The framework now includes a suite of pre-built, robust tools for on-chain interaction:

get_erc20_balance: Checks the balance of any standard ERC-20 token in a wallet.

wrap_eth: Converts native ETH into WETH (Wrapped Ether), a necessary step for interacting with many DeFi protocols.

swap_exact_tokens_for_tokens: Executes trades on Uniswap V3, allowing your agent to autonomously rebalance its portfolio.

get_token_price: Fetches real-time asset prices from on-chain Chainlink oracles, enabling data-driven decision-making.

interact_with_contract: A powerful, generic tool to call any function on any smart contract, given its address and ABI.

Quick Start: A Simple DeFi Agent

This example demonstrates an agent that can wrap ETH and then swap it for another token, a common DeFi task.

import os
import asyncio
from dotenv import load_dotenv
from clap import ReactAgent, GroqService
from clap.tools import wrap_eth, swap_exact_tokens_for_tokens

load_dotenv()

# --- Configuration ---
WETH_ADDRESS = "0xfFf9976782d46CC05630D1f6eBAb18b2324d6B14" # WETH on Sepolia
USDC_ADDRESS = "0x1c7D4B196Cb0C7B01d743Fbc6116a902379C7a98" # USDC on Sepolia

async def main():
    # We use a ReactAgent for multi-step reasoning
    agent = ReactAgent(
        llm_service=GroqService(),
        tools=[wrap_eth, swap_exact_tokens_for_tokens],
        model="llama-3.3-70b-versatile",
        system_prompt="You are a DeFi agent. You execute financial transactions precisely as instructed.",
        # For on-chain tasks, sequential execution is safer to avoid race conditions
        parallel_tool_calls=False 
    )

    # A clear, two-step task for the agent
    user_query = f"""
    First, wrap 0.01 ETH.
    Second, after the wrap is successful, swap that 0.01 WETH for USDC.
    The WETH address is {WETH_ADDRESS} and the USDC address is {USDC_ADDRESS}.
    """

    print("--- Running Simple DeFi Agent ---")
    response = await agent.run(user_msg=user_query, max_rounds=5)
    
    print("\n--- Agent Final Response ---")
    print(response)

if __name__ == "__main__":
    asyncio.run(main())

This new capability transforms your CLAP agents from simple observers into active participants in the decentralized economy.

Exploring Further

Multi-Agent Teams: See examples/test_clap_comprehensive_suite.py and other team examples for setting up sequential or parallel agent workflows.
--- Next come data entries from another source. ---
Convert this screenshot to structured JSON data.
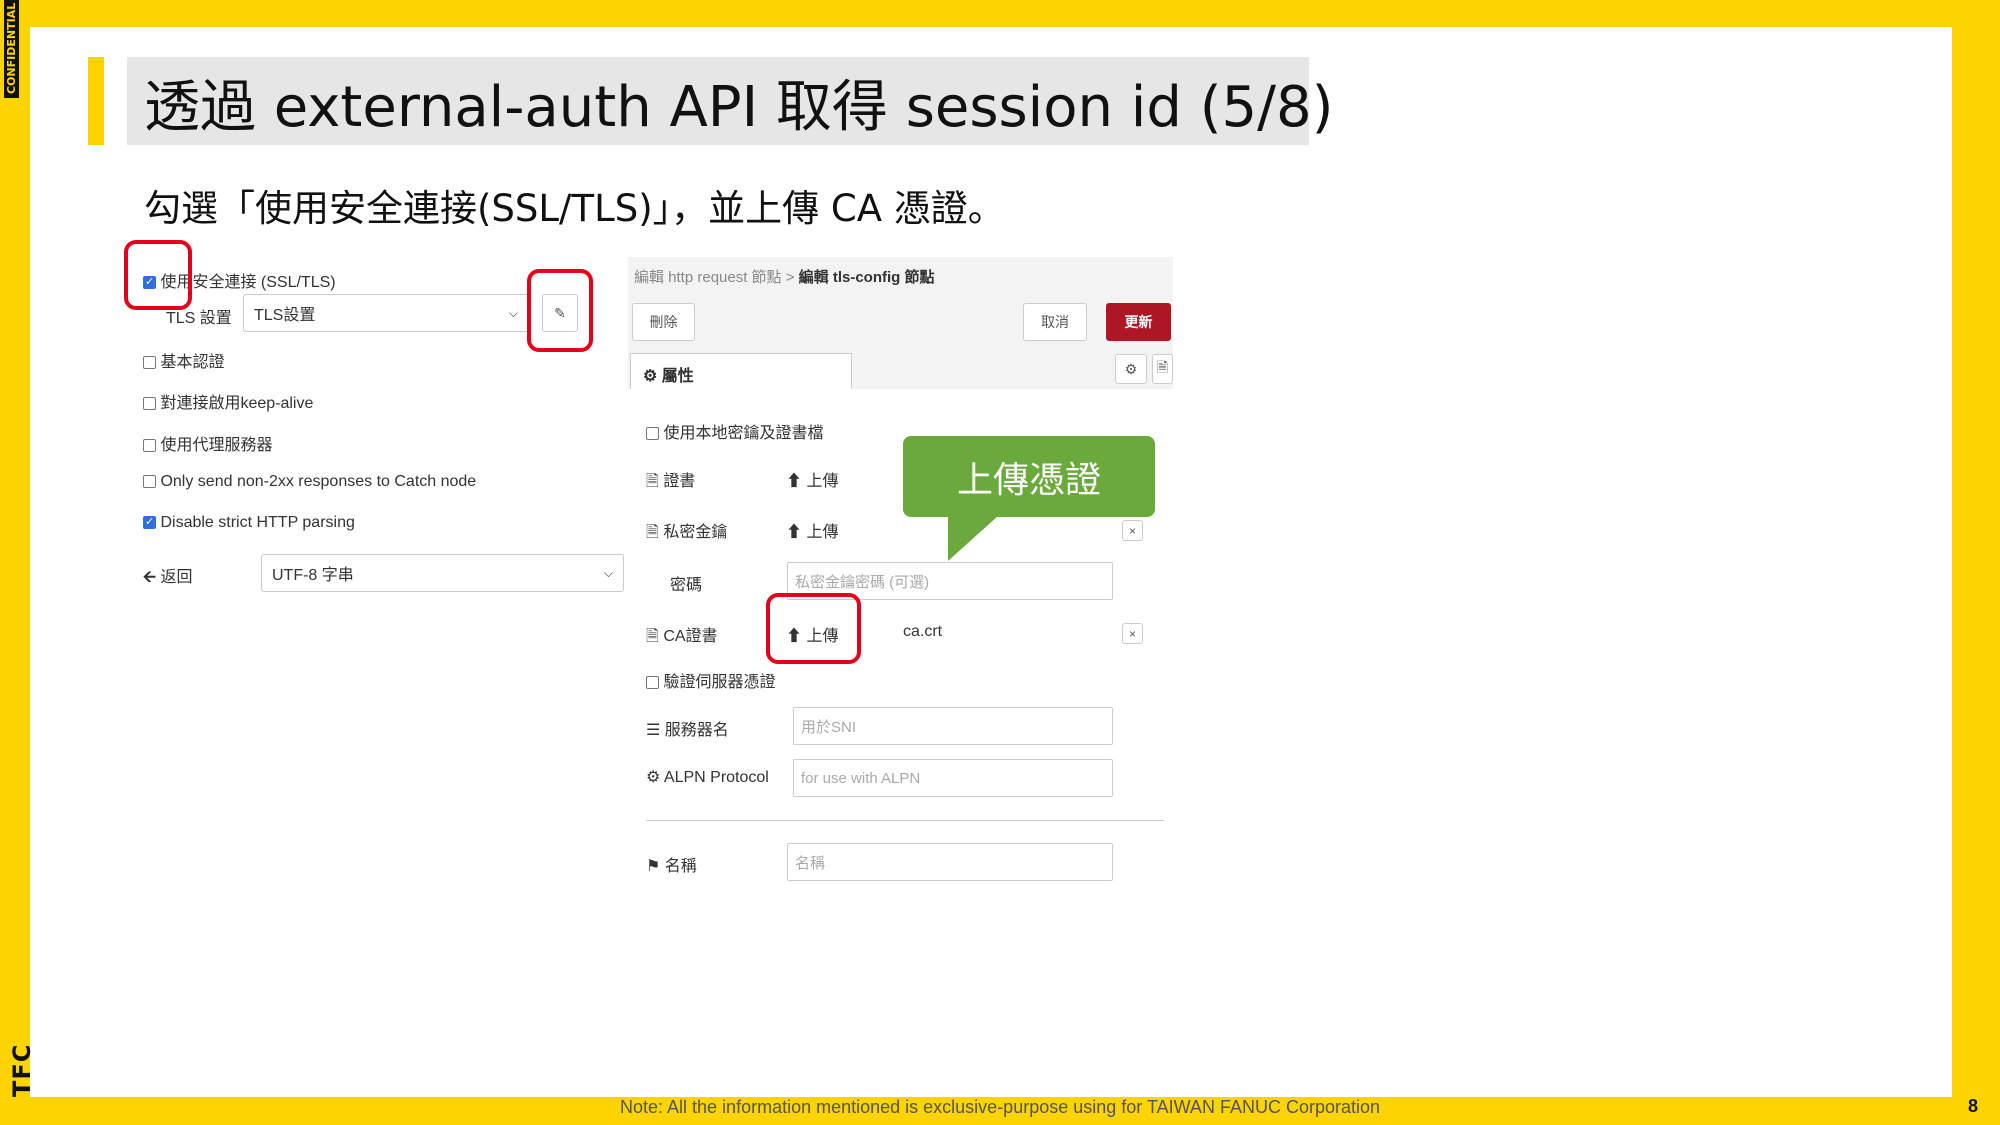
{
  "slide": {
    "confidential": "CONFIDENTIAL",
    "brand": "TFC",
    "title": "透過 external-auth API 取得 session id (5/8)",
    "subtitle": "勾選「使用安全連接(SSL/TLS)」，並上傳 CA 憑證。",
    "footer": "Note: All the information mentioned is exclusive-purpose using for TAIWAN FANUC Corporation",
    "page_number": "8",
    "accent_color": "#fdd400",
    "highlight_color": "#e4001b"
  },
  "http_request": {
    "ssl_checkbox": {
      "label": "使用安全連接 (SSL/TLS)",
      "checked": true
    },
    "tls_label": "TLS 設置",
    "tls_select_value": "TLS設置",
    "edit_icon": "pencil-icon",
    "options": [
      {
        "label": "基本認證",
        "checked": false
      },
      {
        "label": "對連接啟用keep-alive",
        "checked": false
      },
      {
        "label": "使用代理服務器",
        "checked": false
      },
      {
        "label": "Only send non-2xx responses to Catch node",
        "checked": false
      },
      {
        "label": "Disable strict HTTP parsing",
        "checked": true
      }
    ],
    "return_label": "返回",
    "return_icon": "arrow-left-icon",
    "return_select_value": "UTF-8 字串"
  },
  "tls_config": {
    "breadcrumb_parent": "編輯 http request 節點",
    "breadcrumb_sep": ">",
    "breadcrumb_current": "編輯 tls-config 節點",
    "delete_label": "刪除",
    "cancel_label": "取消",
    "update_label": "更新",
    "update_color": "#ad1625",
    "tab_label": "屬性",
    "tab_icon": "gear-icon",
    "local_files": {
      "label": "使用本地密鑰及證書檔",
      "checked": false
    },
    "cert_label": "證書",
    "cert_upload": "上傳",
    "key_label": "私密金鑰",
    "key_upload": "上傳",
    "passphrase_label": "密碼",
    "passphrase_placeholder": "私密金鑰密碼 (可選)",
    "ca_label": "CA證書",
    "ca_upload": "上傳",
    "ca_filename": "ca.crt",
    "verify": {
      "label": "驗證伺服器憑證",
      "checked": false
    },
    "servername_label": "服務器名",
    "servername_placeholder": "用於SNI",
    "alpn_label": "ALPN Protocol",
    "alpn_placeholder": "for use with ALPN",
    "name_label": "名稱",
    "name_placeholder": "名稱",
    "callout": "上傳憑證",
    "callout_color": "#6aaa3c"
  }
}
MCP Integration: Check examples/test_clap_comprehensive_suite.py (ensure corresponding MCP servers from examples/simple_mcp.py etc. are running).

Other LLM Services (Groq, Google Gemini , Ollama): Modify the Quick Starts to use GroqService or GoogleOpenAICompatService (ensure API keys are set).

Different Vector Stores & Embedding Functions: Experiment with ChromaStore, QdrantStore, SentenceTransformerEmbeddings, FastEmbedEmbeddings, and OllamaEmbeddings as shown in the comprehensive test suite.

License
This project is licensed under the terms of the Apache License 2.0. See the LICENSE file for details.